Es macht einen Unterschied, ob da einer ist, der heilen kann, aber nie die Möglichkeit hat, alle zu heilen. Oder ob da einer ist, dem es gelingt, die Herzen der Menschen für die Kranken zu öffnen, sie nicht auszugrenzen und auszuschließen. Dafür steht die Botschaft vom Reich Gottes und wird zur Hoffnung auf eine menschliche Welt. Das Herz und die helfende Hand für die Kranken werden zu einem der Wesensmerkmale eines christlichen Lebens werden.

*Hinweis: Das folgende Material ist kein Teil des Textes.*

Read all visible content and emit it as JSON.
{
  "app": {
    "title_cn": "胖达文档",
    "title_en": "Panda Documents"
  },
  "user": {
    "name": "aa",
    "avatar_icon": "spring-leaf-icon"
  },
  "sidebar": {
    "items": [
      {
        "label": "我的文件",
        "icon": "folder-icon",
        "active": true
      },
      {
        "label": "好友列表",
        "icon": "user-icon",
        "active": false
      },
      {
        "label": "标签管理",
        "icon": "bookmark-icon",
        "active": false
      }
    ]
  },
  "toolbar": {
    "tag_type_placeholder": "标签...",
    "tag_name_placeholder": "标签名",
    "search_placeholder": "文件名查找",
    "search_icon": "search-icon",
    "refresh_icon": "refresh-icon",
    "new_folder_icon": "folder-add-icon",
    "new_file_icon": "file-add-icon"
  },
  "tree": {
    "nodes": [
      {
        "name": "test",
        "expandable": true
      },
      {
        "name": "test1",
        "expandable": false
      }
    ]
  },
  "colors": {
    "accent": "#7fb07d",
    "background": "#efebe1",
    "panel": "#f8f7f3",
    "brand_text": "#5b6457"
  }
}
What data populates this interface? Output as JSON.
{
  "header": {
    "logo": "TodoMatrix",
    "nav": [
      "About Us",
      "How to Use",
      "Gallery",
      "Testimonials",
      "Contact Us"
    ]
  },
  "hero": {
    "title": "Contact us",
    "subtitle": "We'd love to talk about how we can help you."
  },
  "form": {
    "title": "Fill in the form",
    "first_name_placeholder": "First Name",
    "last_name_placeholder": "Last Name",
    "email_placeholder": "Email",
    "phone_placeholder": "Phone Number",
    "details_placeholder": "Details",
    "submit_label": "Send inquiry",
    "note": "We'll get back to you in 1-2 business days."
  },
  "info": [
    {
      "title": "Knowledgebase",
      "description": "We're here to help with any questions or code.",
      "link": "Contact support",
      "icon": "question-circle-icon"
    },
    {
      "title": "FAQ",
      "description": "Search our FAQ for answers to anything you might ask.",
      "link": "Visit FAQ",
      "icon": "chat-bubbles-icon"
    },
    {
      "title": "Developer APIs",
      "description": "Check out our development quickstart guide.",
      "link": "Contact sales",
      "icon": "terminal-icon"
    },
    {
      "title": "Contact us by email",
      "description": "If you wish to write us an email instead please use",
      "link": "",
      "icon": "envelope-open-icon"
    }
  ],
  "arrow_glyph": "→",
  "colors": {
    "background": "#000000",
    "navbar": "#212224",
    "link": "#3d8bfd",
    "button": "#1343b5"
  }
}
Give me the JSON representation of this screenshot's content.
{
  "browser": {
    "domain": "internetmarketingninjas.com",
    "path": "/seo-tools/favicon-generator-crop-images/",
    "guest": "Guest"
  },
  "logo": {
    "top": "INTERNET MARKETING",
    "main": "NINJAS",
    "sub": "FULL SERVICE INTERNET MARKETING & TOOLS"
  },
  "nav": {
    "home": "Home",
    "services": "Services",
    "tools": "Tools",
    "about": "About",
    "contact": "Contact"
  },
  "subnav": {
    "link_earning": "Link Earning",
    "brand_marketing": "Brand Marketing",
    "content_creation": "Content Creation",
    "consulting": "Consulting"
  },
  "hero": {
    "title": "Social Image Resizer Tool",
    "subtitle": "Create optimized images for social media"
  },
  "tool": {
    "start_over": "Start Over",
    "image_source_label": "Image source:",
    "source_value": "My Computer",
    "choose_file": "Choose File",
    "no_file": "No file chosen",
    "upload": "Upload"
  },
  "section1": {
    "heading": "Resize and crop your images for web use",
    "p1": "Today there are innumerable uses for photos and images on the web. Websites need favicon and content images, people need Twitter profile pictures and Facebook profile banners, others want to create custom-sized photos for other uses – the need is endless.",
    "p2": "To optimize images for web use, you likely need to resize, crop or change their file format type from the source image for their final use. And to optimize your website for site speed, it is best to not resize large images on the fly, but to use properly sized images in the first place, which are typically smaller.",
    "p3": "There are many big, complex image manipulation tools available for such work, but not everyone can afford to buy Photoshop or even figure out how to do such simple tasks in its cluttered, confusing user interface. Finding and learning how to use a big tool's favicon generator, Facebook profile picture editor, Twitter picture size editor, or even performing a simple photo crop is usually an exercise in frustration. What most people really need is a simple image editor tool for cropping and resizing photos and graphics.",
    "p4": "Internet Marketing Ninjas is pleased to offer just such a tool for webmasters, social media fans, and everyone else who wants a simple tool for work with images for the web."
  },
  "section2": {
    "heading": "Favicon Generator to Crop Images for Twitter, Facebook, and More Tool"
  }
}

In der Stille und der Leere der Dunkelheit klärt sich für Jesus, was seine eigentliche Sendung ist. Ja, Kranke zu heilen, vor allem aber in die Herzen der Menschen die Botschaft vom Reich Gottes zu pflanzen. In der Stille und der Leere der Dunkelheit findet Jesus die Kraft, den Erwartungen von außen nicht nachzugeben und auf seine innere Stimme zu hören. „Er antwortete: Lasst uns anderswohin gehen, in die benachbarten Dörfer, damit ich auch dort verkünde; denn dazu bin ich gekommen.“ (Mk 1, 38).
3.45 Uhr. Es ist dunkel und still. Ein neuer Tag liegt vor mir. Wie viele Erwartungen und Forderungen werden auf mich zukommen? Ein neuer Tag liegt vor mir, eine neue Möglichkeit, Gott und mir selber treu zu bleiben.
(1) Die Trappisten sind ein Reformzweig der Zisterzienser und nennen sich „Zisterzienser der strengen Observanz“. Das erste Reformkloster war in La Trappe; Frankreich/ Normandie. Sie gestalten ihr Ordensleben möglichst eng angelehnt an die Regel des hl. Benedikt. Dazu gehören das Chorgebet, das einen Raum von 4,5 Stunden einnimmt, die persönliche Meditation, die tägliche Handarbeit, ein enges Gemeinschaftsleben und einfache, fleischlose Kost.